A nanometre is a billionth of a metre.
Optical instruments like microscopes which allow us to look at tiny objects, work by bouncing light off or through the object back into our eyes.
Advanced microscopes use a method called “scattering-type scanning near-field microscopy” (s-SNOM). This involves scattering light from a sharpened tip, itself only a few tens of nanometres across. The tip is positioned above the sample to be imaged. When the light scatters off the tip, it bathes the sample in the laser light, a portion of which contains information about the nanoscale structure.
But the sensitivity of optical instruments depends on the wavelength of the light used. The longer the wavelength, the less detailed the nanoimage.

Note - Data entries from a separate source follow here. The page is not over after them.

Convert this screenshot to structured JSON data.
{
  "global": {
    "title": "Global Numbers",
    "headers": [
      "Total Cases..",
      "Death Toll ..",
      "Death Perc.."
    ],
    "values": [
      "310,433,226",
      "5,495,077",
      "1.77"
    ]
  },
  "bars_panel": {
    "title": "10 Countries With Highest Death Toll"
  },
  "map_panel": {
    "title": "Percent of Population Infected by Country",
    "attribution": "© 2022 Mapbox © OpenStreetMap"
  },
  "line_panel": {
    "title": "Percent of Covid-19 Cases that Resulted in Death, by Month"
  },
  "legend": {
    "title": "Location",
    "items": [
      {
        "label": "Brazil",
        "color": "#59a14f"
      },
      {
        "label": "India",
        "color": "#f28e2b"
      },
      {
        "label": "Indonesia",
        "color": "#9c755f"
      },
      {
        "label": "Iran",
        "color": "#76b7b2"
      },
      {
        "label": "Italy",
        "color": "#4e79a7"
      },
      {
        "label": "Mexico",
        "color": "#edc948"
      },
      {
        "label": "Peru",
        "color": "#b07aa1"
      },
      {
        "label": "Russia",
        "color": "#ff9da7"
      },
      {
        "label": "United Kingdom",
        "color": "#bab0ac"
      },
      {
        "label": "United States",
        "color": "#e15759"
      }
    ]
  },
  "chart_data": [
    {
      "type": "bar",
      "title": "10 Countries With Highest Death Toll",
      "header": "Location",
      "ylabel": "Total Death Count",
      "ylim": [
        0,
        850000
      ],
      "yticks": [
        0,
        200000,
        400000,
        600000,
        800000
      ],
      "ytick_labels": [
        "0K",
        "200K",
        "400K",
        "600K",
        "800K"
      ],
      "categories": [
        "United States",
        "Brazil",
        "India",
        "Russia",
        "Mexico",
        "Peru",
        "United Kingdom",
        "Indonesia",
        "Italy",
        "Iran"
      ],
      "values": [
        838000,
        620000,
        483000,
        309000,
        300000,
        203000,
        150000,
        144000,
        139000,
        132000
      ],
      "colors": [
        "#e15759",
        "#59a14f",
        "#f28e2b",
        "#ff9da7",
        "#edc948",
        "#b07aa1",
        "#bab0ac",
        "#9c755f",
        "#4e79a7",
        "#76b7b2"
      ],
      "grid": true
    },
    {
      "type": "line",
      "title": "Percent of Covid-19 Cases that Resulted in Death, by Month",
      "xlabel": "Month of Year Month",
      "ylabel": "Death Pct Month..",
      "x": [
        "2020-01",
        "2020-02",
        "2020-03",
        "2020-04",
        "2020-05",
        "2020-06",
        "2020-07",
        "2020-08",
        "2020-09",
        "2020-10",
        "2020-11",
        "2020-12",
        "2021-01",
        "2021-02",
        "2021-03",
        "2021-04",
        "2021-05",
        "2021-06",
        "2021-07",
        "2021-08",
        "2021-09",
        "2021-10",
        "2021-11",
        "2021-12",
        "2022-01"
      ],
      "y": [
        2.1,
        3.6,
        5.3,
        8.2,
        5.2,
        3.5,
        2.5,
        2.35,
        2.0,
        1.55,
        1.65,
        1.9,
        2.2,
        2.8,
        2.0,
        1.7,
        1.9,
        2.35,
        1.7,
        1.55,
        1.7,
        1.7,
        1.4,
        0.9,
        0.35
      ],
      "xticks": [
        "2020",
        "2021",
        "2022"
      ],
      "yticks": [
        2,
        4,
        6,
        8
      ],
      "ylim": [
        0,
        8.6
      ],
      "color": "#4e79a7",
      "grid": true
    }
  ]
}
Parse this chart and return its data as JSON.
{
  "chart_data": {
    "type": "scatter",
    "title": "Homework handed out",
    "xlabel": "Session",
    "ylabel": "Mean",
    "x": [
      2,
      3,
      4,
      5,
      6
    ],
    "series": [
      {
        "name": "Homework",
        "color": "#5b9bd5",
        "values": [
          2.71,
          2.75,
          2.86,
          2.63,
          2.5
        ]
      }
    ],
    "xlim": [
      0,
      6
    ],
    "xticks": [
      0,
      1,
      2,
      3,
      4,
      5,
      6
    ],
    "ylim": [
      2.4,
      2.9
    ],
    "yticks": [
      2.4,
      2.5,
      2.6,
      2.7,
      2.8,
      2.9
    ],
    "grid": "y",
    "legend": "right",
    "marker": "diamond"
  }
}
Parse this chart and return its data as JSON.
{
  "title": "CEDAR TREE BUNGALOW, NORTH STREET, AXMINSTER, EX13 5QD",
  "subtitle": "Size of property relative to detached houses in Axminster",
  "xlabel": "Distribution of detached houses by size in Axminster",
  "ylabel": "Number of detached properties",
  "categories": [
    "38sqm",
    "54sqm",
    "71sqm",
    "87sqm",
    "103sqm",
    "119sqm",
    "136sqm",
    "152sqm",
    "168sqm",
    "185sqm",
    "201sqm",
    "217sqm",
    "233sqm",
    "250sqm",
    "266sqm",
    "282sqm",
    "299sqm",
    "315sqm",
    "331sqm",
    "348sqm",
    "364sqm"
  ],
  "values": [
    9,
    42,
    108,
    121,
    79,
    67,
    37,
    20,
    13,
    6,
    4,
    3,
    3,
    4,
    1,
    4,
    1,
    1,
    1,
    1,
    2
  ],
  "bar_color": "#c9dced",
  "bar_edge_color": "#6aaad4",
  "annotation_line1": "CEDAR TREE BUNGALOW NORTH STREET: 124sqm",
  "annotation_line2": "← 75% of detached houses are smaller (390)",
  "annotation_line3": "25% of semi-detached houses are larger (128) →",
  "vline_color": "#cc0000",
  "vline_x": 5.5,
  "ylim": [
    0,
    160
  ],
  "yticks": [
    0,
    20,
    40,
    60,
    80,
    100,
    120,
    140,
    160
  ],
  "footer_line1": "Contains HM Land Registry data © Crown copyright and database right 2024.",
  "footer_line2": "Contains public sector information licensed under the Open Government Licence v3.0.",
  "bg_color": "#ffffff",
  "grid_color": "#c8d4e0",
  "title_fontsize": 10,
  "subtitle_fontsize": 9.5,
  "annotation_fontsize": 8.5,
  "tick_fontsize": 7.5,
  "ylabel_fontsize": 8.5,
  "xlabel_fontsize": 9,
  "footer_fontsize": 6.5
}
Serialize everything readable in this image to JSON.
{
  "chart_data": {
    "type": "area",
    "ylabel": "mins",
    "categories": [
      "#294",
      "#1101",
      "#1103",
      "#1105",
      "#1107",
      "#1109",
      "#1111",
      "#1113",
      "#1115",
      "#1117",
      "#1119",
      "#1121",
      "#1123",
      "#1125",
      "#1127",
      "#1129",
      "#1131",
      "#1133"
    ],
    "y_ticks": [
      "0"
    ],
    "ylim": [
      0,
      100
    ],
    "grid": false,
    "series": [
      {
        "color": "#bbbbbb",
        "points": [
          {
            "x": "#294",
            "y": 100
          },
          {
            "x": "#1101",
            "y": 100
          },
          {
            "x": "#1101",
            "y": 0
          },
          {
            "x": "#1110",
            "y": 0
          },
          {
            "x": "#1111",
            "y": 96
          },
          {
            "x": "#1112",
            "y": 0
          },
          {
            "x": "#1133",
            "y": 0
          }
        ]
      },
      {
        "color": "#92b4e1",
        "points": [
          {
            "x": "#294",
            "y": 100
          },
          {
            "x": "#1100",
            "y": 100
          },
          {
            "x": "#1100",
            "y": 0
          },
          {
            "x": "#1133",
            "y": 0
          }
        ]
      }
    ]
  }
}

Most microscopes use red or infrared light which can be 600 to thousands of nanometres in wavelength.
This has limited our understanding of exactly what is happening in nanoscale structures which could help in the development of more energy-efficient semiconductors and electronics.
“There is a lot of interest these days in studying materials with nanoscale resolution using optics,” says Professor Daniel Mittleman from Brown University in the US. “As the wavelength gets shorter, this becomes a lot harder to implement. As a result, nobody had ever done it with blue light until now.”
It is harder for researchers to find the right spot near the metal tip used in s-SNOM to focus on the material when using shorter wavelength light.
But the Brown University researchers have now performed s-SNOM with blue light for the first time. They tested their procedure on a silicon sample that can’t be measured using red light.
“We were able to compare these new measurements to what one might expect to see from silicon, and the match was very good,” Mittleman says. “It confirms that our measurement works and that we understand how to interpret the results. Now we can start studying all these materials in a way that we couldn’t before.”
They achieved this by adding an extra step in the process.
The scientists used the blue light to both illuminate the sample as well as inducing the production of radiation from the sample itself, in the terahertz band of the electromagnetic spectrum (between infrared and microwave frequencies).
It adds more data for the scientists to analyse, but the terahertz burst contains information about the electronic structure of the sample.
The researchers say that their study may help in producing blue LED technology. Mittleman is already working on using blue light to analyse materials never investigated before.
The study is published in the journal Light Science & Applications.